The phasor has length $A$ , rotates anti-clockwise at a rate of $f_{0}$ revolutions per second, and at time $t=0$ makes an angle of $\theta$ with respect to the positive real axis.

The waveform $x(t)$ can then be viewed as a projection of this vector onto the real axis. A modulated waveform is represented by this phasor (the carrier) and two additional phasors (the modulation phasors). If the modulating signal is a single tone of the form $Am\cos {2\pi f_{m}t}$ , where $m$ is the modulation depth and $f_{m}$ is the frequency of the modulating signal, then for amplitude modulation the two modulation phasors are given by,

${1 \over 2}Ame^{i\theta }\cdot e^{i2\pi (f_{0}+f_{m})t},$ ${1 \over 2}Ame^{i\theta }\cdot e^{i2\pi (f_{0}-f_{m})t}.$ The two modulation phasors are phased such that their vector sum is always in phase with the carrier phasor. An alternative representation is two phasors counter rotating around the end of the carrier phasor at a rate $f_{m}$ relative to the carrier phasor. That is,

${1 \over 2}Ame^{i\theta }\cdot e^{i2\pi f_{m}t},$ ${1 \over 2}Ame^{i\theta }\cdot e^{-i2\pi f_{m}t}.$ Frequency modulation is a similar representation except that the modulating phasors are not in phase with the carrier. In this case the vector sum of the modulating phasors is shifted 90° from the carrier phase.
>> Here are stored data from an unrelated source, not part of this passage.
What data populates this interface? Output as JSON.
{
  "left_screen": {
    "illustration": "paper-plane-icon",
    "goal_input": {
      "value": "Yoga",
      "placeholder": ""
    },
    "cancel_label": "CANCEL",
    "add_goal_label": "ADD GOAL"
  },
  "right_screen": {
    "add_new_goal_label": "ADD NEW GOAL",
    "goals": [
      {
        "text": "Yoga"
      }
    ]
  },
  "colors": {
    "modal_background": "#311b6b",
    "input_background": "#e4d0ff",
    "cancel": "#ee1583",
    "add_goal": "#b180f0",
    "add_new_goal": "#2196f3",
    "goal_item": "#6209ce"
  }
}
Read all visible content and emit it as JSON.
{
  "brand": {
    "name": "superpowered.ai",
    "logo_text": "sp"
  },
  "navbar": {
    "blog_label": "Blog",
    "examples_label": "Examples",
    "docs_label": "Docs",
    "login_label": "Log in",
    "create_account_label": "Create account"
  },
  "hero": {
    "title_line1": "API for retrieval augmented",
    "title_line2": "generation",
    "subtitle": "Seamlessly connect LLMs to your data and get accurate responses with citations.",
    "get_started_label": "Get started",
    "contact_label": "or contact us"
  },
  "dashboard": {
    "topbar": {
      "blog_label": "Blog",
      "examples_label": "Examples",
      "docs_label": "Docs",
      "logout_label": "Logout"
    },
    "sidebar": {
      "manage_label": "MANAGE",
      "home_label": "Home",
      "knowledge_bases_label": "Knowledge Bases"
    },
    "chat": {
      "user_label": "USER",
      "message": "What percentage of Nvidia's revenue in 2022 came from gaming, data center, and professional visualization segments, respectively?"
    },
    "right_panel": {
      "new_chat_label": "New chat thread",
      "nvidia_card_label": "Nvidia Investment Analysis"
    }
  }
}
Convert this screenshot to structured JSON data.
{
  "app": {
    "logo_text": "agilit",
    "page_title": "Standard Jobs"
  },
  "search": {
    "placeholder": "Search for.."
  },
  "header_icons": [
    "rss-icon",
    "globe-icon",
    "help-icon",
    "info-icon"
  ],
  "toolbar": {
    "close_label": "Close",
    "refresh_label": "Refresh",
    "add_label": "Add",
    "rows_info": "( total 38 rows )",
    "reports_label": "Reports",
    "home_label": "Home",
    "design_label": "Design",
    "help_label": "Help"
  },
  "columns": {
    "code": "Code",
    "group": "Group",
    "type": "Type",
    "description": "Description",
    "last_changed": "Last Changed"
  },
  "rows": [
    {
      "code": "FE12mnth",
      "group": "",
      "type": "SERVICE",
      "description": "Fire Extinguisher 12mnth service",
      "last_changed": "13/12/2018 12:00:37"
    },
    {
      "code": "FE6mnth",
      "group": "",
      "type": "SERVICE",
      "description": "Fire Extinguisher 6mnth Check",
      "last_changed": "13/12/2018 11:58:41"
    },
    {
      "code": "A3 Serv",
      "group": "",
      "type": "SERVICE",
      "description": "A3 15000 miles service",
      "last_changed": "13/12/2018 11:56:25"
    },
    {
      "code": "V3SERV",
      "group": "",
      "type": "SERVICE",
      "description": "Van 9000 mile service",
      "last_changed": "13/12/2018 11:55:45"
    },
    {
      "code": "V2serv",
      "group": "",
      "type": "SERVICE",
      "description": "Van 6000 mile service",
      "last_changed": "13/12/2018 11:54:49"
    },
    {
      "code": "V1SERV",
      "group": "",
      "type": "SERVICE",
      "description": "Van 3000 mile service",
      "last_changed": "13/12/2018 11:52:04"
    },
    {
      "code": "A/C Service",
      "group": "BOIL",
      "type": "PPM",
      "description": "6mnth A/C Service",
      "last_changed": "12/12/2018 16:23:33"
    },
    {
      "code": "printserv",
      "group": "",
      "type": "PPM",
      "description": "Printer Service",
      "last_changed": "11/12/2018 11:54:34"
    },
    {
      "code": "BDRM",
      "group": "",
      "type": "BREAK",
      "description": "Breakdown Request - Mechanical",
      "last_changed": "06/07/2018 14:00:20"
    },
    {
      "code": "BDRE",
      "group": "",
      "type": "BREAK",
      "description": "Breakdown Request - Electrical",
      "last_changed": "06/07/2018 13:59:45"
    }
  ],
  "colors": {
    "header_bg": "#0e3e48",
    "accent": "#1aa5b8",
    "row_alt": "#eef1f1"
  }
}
Strictly, frequency modulation representation requires additional small modulation phasors at $2f_{m},3f_{m}$ etc, but for most practical purposes these are ignored because their effect is very small.

2. ^ This results from ${\textstyle {\frac {d}{dt}}e^{i\omega t}=i\omega e^{i\omega t},}$ which means that the complex exponential is the eigenfunction of the derivative operator.